4 günlük transferi 6 ayda yazarak tarihe geçebilirim sanıyorum, Ee insanın hepi topu bir tane uzun yol hikayesi olunca böyle ağırdan satar
ama artık bitirelim...
6 Ekim 2016 Perşembe - 3. Gün
Sığacık'tan yola çıkarken akşamları 4-5 saat bile olsa bir koyda duracağımızı en azından bir suya girip çıkabileceğimi hayal etmiştim ama Simi'yi geçerken kaptanın zaman ve yol kaybını dile getirerek saatlerce Fethiye'ye girip girmemek konusundaki kararsızlığı bu umutlarımı alıp götürdü. Neyse ki, Fethiye'de geçirdiğimiz bir gece ve sabahın köründe liman barınak dinlemeden gözlerimi serin sularda açmak bana çok iyi geldi...
Hesaplara göre Fethiye'ye girerek Simi'den 60 mil yapmışız aynı mesafede Rodos'un Kuzey burunundan takip ederek devam etseydik Yediburunları karşılayacaktık. Fethiye'de durulan süreye, Fethiye'nin içerisinden Yediburunlar'a da fazladan 20 mili de ekleyince kabaca transferi 16 - 17 saat uzatmışız.
Önceki günlerde seyrimiz 5,5 - 6 kt civarlarında seyretmişti. Dediklerine göre Fethiye'den sonra "aşağı ineceğimiz için" hızlanırmışız. Doğu'ya dönünce özellikle gün boyu esen batı yönlü rüzgarla oluşan akıntıları mı kastettiler anlamadım. Neyse canım sallan yuvarlan gidiyoz işte...
Sabah erkenden yola düşüyoruz yine, hava öyle durgun ki denizin üstü puslu, uzaktan uzaktan usulca önce Ölüdeniz - Belcekız, ardından Kabak koyunu aşıyoruz. Ölüdeniz, turistik hediyelik eşya dükkanında satılan bir nazar boncuğu gibi sanki, o kalabalık mı değerini azaltıyor gözümde bilemiyorum. Ama Belcekız deyince tam tersi, sanki el değmemiş bir cennet geliyor aklıma.. Karadan Ölüdeniz, Denizden Belcekız... Yediburunları geçince efsanelere konu Patarayı geçmeye başlıyoruz, şanslıyız ki deniz süt liman.

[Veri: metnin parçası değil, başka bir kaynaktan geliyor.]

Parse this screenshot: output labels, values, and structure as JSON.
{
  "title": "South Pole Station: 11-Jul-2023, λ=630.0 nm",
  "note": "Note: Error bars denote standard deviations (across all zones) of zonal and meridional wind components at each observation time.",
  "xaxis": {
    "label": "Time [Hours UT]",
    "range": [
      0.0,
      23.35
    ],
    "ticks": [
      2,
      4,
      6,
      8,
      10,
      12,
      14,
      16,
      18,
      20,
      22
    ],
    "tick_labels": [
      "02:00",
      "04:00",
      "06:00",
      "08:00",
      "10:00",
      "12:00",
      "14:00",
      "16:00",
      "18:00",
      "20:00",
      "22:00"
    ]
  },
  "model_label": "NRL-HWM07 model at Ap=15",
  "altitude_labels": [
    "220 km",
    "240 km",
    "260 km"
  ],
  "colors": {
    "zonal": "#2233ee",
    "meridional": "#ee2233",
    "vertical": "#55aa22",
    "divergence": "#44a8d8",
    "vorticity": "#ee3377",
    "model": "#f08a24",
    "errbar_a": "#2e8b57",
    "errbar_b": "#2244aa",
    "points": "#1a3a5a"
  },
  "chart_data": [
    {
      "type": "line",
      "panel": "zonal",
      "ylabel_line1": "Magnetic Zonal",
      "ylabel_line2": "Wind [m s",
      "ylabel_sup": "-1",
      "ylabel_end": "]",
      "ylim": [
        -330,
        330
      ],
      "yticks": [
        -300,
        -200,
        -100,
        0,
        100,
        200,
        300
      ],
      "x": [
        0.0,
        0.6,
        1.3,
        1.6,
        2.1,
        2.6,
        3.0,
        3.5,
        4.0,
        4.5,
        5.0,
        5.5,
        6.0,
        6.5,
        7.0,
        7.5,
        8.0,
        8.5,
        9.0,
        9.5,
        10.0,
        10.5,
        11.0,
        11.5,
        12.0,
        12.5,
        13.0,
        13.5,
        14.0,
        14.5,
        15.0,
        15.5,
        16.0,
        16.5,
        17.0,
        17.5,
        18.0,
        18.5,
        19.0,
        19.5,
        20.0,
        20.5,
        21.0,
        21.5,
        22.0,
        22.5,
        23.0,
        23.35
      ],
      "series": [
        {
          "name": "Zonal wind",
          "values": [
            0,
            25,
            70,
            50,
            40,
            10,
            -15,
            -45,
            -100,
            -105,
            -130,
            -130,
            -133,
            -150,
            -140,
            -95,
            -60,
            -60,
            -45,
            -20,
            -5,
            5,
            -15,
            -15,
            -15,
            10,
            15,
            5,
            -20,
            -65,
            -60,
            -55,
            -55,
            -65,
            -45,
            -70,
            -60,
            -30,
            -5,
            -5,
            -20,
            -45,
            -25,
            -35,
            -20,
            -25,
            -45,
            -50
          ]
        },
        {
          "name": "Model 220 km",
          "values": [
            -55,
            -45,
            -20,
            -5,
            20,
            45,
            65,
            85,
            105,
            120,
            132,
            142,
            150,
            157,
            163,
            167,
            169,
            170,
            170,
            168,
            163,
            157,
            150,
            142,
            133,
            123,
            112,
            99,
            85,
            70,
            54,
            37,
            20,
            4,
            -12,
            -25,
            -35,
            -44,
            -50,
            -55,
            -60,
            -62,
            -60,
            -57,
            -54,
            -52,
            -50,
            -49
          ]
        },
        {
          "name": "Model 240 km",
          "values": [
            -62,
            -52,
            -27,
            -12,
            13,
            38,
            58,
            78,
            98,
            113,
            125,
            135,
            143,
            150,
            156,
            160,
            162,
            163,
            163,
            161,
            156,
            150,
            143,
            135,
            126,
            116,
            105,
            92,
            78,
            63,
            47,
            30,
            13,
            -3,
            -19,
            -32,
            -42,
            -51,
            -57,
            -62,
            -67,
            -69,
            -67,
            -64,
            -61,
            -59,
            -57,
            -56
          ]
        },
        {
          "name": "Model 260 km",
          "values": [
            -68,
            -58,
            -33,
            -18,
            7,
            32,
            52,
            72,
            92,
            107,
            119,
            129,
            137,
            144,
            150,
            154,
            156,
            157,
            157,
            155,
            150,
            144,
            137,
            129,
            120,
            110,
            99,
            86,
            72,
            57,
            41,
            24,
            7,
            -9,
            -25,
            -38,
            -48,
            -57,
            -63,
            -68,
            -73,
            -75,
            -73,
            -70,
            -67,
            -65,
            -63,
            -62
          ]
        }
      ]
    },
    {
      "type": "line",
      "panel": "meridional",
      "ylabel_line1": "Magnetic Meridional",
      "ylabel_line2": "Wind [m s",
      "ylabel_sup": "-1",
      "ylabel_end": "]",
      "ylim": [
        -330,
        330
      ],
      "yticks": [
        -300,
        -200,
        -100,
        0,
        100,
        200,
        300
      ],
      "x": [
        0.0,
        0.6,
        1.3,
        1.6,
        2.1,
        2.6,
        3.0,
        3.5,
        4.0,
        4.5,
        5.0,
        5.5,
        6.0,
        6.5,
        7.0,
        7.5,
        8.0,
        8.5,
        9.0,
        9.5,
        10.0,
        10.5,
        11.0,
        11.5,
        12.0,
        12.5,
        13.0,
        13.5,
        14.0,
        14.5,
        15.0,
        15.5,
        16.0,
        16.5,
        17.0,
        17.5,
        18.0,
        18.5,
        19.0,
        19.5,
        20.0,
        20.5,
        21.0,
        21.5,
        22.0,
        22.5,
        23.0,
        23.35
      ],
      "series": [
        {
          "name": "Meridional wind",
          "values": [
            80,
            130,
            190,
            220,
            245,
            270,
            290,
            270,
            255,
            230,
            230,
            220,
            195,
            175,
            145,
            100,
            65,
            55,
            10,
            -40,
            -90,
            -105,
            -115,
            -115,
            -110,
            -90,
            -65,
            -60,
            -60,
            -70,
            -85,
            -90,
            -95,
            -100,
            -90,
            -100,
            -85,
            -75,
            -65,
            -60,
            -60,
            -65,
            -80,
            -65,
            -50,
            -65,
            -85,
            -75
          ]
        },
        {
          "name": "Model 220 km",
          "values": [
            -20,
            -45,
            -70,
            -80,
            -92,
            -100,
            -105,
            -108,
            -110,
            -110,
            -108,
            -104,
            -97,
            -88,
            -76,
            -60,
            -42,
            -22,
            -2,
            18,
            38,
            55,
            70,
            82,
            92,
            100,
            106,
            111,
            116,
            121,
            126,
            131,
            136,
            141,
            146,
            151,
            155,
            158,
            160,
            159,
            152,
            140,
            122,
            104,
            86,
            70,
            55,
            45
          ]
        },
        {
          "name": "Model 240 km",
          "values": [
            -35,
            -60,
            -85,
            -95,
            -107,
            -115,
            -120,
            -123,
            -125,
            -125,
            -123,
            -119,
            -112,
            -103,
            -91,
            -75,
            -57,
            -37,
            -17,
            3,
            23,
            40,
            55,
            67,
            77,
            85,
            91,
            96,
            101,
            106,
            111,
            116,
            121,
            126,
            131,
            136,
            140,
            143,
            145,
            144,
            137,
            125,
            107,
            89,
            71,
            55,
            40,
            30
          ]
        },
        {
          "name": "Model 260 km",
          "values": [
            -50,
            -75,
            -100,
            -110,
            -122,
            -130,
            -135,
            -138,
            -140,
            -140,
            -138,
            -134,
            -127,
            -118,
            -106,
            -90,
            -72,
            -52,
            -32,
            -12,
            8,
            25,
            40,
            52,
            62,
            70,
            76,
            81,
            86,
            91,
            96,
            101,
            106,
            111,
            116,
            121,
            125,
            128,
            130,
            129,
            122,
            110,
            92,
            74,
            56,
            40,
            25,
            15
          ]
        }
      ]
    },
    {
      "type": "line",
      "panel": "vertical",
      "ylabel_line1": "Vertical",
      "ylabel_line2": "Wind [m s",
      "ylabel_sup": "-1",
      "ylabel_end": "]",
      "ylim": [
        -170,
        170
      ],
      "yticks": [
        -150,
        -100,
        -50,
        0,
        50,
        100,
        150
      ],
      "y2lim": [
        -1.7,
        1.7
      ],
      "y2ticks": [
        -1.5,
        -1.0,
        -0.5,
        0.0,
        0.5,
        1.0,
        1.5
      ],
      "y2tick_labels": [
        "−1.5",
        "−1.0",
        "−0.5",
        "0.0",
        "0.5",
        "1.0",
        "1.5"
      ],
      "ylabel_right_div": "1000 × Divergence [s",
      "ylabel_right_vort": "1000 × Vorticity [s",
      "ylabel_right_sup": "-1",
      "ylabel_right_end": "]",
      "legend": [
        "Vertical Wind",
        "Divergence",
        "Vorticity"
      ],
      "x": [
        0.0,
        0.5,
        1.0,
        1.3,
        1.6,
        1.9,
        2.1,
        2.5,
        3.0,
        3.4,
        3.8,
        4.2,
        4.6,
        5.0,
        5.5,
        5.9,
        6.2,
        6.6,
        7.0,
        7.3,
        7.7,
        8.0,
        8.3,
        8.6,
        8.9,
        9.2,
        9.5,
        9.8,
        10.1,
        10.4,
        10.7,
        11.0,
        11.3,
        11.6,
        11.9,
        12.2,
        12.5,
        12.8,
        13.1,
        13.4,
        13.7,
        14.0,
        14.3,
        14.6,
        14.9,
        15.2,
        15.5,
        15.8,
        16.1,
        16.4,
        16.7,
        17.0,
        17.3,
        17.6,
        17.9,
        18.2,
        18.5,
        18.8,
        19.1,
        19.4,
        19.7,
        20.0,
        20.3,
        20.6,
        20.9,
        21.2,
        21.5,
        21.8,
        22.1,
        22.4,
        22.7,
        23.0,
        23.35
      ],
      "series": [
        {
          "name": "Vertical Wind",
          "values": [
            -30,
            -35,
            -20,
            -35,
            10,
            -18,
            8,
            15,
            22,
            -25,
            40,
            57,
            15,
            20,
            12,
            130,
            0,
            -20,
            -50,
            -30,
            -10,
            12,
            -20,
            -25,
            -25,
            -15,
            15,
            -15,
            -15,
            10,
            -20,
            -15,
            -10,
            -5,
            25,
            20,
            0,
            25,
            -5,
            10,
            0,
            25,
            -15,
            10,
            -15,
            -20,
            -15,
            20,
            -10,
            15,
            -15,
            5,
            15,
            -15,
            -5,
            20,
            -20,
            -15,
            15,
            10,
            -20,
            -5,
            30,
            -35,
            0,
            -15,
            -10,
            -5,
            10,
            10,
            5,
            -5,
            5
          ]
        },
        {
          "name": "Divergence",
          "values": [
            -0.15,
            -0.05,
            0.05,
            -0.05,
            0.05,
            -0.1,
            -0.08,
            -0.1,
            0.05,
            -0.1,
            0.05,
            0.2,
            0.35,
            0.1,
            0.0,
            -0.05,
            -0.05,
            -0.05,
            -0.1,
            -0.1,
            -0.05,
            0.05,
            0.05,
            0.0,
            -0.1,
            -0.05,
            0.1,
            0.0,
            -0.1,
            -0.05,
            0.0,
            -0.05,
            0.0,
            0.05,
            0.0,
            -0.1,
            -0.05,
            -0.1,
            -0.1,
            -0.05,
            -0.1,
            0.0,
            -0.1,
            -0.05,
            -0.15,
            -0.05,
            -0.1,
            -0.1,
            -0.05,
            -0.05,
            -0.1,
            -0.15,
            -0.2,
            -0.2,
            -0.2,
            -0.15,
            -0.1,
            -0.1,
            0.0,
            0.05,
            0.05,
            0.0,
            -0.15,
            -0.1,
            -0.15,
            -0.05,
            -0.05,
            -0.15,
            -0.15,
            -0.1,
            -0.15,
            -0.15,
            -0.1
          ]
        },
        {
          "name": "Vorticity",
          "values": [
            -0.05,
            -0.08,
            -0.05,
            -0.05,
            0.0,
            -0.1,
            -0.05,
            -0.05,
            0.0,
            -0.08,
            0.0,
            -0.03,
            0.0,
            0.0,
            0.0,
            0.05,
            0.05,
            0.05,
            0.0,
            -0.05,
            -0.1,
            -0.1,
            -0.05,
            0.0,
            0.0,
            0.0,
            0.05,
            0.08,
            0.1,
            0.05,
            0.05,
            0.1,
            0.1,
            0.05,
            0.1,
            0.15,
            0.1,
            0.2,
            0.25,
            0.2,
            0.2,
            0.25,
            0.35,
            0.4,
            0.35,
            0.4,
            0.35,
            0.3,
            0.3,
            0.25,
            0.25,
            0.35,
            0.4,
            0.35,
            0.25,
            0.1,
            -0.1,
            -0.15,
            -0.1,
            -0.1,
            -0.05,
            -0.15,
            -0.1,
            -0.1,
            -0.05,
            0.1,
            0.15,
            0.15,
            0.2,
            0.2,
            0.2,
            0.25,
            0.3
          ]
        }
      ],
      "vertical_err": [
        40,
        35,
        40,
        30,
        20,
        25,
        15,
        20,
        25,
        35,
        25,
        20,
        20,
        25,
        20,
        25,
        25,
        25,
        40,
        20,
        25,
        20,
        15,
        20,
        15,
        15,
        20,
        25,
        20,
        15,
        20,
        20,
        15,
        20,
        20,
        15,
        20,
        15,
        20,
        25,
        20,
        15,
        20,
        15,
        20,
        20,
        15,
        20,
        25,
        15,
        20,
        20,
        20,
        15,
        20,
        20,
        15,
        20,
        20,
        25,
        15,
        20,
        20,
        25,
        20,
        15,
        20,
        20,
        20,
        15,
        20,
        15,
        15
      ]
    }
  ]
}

Sığacık'tan beri peşimizden gelen 2 sırtı daha hiçbir işe yaramadı ya, Patara'dan çok umutluyum illa ki palamut yapmalı. Evdekiler bile artık nasılsın dedikten sonra balık aldın mı diye soruyorlar. Hay başlıyacam balığına, neler denedim gelmiyor işte namussuz... Patara bitmeyen bir çöl gibi git git bitmiyor, saatler ilerledikçe herkesin anlattığı o palamutlara da kavuşamıyorum. 3 gündür denizde olup da balıksız kaldığım tek zaman...
Çatal adalarına ulaşınca güneşle birlikte hava da dönüyor ve gittikçe kendini hissetiren rüzgarla motor yelken Meis'in güneyini tutuyoruz. Öğleden sonra Meis'e ulaşınca rüzgar iyiden iyiye kuvvetleniyor hızımızı da 1 kn'a yakın artırıyor. Adayı geçip de Kaş tarafına bakınırken büyük bir yunus sürüsünün hoplaya zıplaya üstümüze geldiğini farkettim. Dikkatlerini çekmek için hemen koşup sopayla güverteye vurmaya başladım belki oynarlar bizimle diye ama tam yaklaşmışlarken bir anda yön değiştirip arkamızdan kaybodular. Tam o sıra onlara hayıflanırken olta kasıldı, biz de nasibimizi aldık. belli ki ortamda bir parti var irili ufaklı tüm balıklar orada
Neyse hiç olmazsa şeytanın bacağını kırabildim...
Artık gün batarken Kekova'yı iskelemizde bırakıp 5 Adalara doğru yol alıyoruz..
Ben Navionics üzerinden koca ekranda milimetrik çizdim rotayı ve kendimce adaların arasından geçmekte bir sakınca yok. Kaptan ise daha temkinli; burunu geçtikten sonra benim çizdiğim düz rotada devam etmekle kuzeye çıkıp körfezi biraz daha içeriden geçmekte kararsız. Bütün akşamımız bunu tartışarak geçiyor. Ta ki, 5 Adalara varıncaya kadar. Gece seyri çok ilginç haritaya göre 500 - 600 metre ilerde olması gereken ada sanki dibinizde. Kaptanı ayrı bir kaygılı görüyorum, geçiş esnasında sürekli derinliği, konumumuzu ve görebildiğimiz kadar çevremizi kontrol ederek geçiyoruz. Hikayesini sonradan öğrendim 3 kaptan bir tekneyi getirirlerken adaları geçiş esnasında 3'ü de uyumuş; caanım tekneyle koca adaya bindirmişler...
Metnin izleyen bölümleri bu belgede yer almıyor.